Financial planning can be a daunting task for young adults. Working food into a budget is essential. The Waddle Meal Plan is a new off-campus student meal plan that aims to help students budget, while connecting them to local restaurants. Waddle will also provide exclusive discounts and promotional QR codes. This is the first off-campus meal plan launched by UO juniors and Co-Founders Alden Schatz, Ethan Rife and Mia Lopez.
Learning to budget is a nonlinear process that can be particularly hard in a college town. Ignorance is bliss. My freshman and sophomore year at the University of Oregon, I lived in sweet, ignorant bliss because my parents paid for my dorm meal plan, as well as my sorority house meal plan. This year, food is factored into my own budget instead of my parents’. I am extremely privileged to not have stressed about feeding myself until I was 20 years old. It is comforting to know where and what your next meal will be. Since having to rely on myself for food I find myself using rewards at Safeway, looking for deals at restaurants and bars and taking advantage of student discounts. Saving even just a dollar on a couple of items adds up. Having extra money in the food budget to nourish yourself happens over time by saving on food.
Having food that is meaningful, while still cost effective, is crucial in staying sane. Food is intimate. The action and culture around food is intimate. A struggle meal is a concept everyone can relate to. I still often eat struggle meals and strategize my groceries to be sustainable for long periods of time. However, food is inherently social, psychological and intimate. Strictly eating struggle meals is not healthy and, quite frankly, not fun. Eating a really good meal or going out to eat with a friend or significant other is important for self care.
Couponing, discounts and promotions can help save tons of money while still enjoying your favorite foods. The University of Oregon doesn’t have an off-campus meal plan that offers support to students. However, Waddle –– coming in fall of 2021 –– is the closest option to an off-campus meal promotion.
Creating a more inclusive and valuable campus is of utmost importance to the young founders of Waddle. Waddle aims to connect students living in Eugene with local restaurants and locations to provide discounts and faster checkout. I am a sucker for two things: Apple Pay and rewards programs. From my perspective, that is exactly what Waddle is. Inspired by helping local restaurants and merchants during the hardships of the pandemic, Schatz, Lopez and Rife started working on what would become Waddle.
“We dreamed of leaving the university better than we found it,” Lopez said. “We wanted to create something bigger than ourselves.”When asked about the hope for users of the meal plan, Schatz said, “We hope that when a student thinks about where to go get food, they pull out the Waddle app. We also hope that students enjoy using it as much as parents enjoy uploading to it.”When I heard this, I got the perfect idea. When Waddle makes its debut, I am going to download the app on my parents phone –– then hope they miss me enough to drop a couple bucks into the app as a little gift toward eating.
Starting to save money can be as easy as saving a couple bucks a week. By uploading money manually and having promotions, students can learn how eating outside of home affects a budget.

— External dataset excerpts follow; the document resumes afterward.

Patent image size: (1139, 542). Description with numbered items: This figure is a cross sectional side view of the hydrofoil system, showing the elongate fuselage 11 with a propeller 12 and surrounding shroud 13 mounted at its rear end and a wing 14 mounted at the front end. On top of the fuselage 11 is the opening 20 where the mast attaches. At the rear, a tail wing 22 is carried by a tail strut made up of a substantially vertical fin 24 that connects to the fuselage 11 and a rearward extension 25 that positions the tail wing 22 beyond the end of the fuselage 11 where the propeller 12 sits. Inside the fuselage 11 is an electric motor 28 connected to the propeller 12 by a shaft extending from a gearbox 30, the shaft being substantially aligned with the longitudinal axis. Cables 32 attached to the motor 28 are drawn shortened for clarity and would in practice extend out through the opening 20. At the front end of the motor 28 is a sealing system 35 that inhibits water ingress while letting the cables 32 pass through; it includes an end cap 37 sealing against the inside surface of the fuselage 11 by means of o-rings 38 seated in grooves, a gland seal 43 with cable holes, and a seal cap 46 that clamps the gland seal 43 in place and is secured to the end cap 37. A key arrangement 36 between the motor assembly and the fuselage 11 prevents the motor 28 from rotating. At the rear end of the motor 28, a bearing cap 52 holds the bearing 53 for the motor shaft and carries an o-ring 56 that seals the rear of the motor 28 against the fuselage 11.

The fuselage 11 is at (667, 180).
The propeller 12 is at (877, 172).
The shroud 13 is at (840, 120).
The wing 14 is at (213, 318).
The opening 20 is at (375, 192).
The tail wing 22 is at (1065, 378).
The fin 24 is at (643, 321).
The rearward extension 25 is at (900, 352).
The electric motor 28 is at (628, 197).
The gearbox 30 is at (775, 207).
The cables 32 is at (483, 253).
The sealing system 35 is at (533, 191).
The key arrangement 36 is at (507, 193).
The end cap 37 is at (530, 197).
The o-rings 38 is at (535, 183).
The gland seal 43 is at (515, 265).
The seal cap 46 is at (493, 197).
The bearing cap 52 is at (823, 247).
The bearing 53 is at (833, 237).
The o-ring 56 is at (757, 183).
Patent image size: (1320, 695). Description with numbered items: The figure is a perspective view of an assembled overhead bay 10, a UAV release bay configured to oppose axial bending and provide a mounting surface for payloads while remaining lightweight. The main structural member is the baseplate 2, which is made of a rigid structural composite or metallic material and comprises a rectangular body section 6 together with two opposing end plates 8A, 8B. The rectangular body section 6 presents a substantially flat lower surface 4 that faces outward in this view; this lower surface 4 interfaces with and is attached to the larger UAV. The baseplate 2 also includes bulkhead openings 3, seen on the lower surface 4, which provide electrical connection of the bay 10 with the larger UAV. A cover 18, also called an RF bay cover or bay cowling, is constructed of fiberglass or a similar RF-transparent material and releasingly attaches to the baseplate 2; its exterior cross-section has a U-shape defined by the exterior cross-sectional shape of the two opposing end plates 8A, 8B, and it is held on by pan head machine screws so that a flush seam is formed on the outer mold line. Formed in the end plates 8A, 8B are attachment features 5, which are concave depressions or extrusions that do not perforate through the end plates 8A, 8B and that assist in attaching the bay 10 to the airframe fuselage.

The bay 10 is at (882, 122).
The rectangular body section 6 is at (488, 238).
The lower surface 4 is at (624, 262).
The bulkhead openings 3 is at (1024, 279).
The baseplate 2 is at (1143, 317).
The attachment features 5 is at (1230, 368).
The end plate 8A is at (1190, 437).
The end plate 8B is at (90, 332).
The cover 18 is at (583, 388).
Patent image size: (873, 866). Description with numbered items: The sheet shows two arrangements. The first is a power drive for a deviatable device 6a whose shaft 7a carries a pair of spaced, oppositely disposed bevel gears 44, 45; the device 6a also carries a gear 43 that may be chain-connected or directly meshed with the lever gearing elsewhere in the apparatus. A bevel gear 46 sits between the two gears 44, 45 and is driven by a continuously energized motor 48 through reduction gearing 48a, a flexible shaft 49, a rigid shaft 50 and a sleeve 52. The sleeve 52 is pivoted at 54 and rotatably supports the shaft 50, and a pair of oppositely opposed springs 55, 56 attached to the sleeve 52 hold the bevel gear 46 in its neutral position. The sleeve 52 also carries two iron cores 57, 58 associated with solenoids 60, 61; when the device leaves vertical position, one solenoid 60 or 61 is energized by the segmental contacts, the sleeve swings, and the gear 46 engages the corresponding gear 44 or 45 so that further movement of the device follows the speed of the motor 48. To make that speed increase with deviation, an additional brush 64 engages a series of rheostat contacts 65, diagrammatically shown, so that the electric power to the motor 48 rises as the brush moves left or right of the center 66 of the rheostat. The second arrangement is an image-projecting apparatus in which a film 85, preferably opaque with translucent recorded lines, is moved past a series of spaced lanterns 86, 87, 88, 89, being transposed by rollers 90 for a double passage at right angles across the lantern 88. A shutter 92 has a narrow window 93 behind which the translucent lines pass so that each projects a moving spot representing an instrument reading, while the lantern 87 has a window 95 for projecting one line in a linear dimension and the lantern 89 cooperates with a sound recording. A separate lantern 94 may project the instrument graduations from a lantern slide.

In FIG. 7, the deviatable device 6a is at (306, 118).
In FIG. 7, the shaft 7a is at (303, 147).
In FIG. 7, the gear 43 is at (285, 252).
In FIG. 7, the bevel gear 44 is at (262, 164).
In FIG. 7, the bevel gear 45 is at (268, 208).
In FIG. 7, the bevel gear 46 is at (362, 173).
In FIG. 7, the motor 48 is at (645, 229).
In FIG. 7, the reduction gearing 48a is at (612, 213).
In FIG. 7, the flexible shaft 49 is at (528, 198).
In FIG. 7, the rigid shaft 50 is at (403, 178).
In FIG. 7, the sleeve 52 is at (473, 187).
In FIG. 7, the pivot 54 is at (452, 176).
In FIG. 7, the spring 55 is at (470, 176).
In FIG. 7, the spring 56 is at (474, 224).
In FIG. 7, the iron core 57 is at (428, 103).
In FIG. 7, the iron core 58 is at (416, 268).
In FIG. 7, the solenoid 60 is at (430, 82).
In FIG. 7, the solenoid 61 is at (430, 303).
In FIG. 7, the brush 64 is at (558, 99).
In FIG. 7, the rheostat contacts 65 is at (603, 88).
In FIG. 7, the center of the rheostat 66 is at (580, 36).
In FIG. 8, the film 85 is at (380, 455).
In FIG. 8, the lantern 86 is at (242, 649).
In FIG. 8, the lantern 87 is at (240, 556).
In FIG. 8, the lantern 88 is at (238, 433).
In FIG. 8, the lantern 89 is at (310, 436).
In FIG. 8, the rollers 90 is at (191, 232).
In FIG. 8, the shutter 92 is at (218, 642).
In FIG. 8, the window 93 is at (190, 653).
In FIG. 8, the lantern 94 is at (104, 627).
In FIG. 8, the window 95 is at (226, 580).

Waddle provides the opportunity for businesses around Eugene to connect students and offer exclusive discounts. Businesses are willing to give college students a discount because we are all broke! Restaurants want the business from students, and not taking advantage of these opportunities subsequently means missing out on extra money. As if saving money was not good enough, signing up for Waddle enters you into a raffle –– and the reward is $100 credit on Waddle upon the app’s grand opening. Personally, I have never won a raffle. But, I have a feeling –– and if that feeling is right –– I will soon be spending $100 at Cheba Hut through the app.
If you or anyone you know is dealing with food insecurity, The University of Oregon has many assistance programs such as Leftover Textover, Produce Drops, Ducks Feeding Ducks, Hearth and Table and the Student Food Pantry. As always, the Duck Nest and Dean of Students can also answer any questions regarding challenges facing those experiencing food insecurity.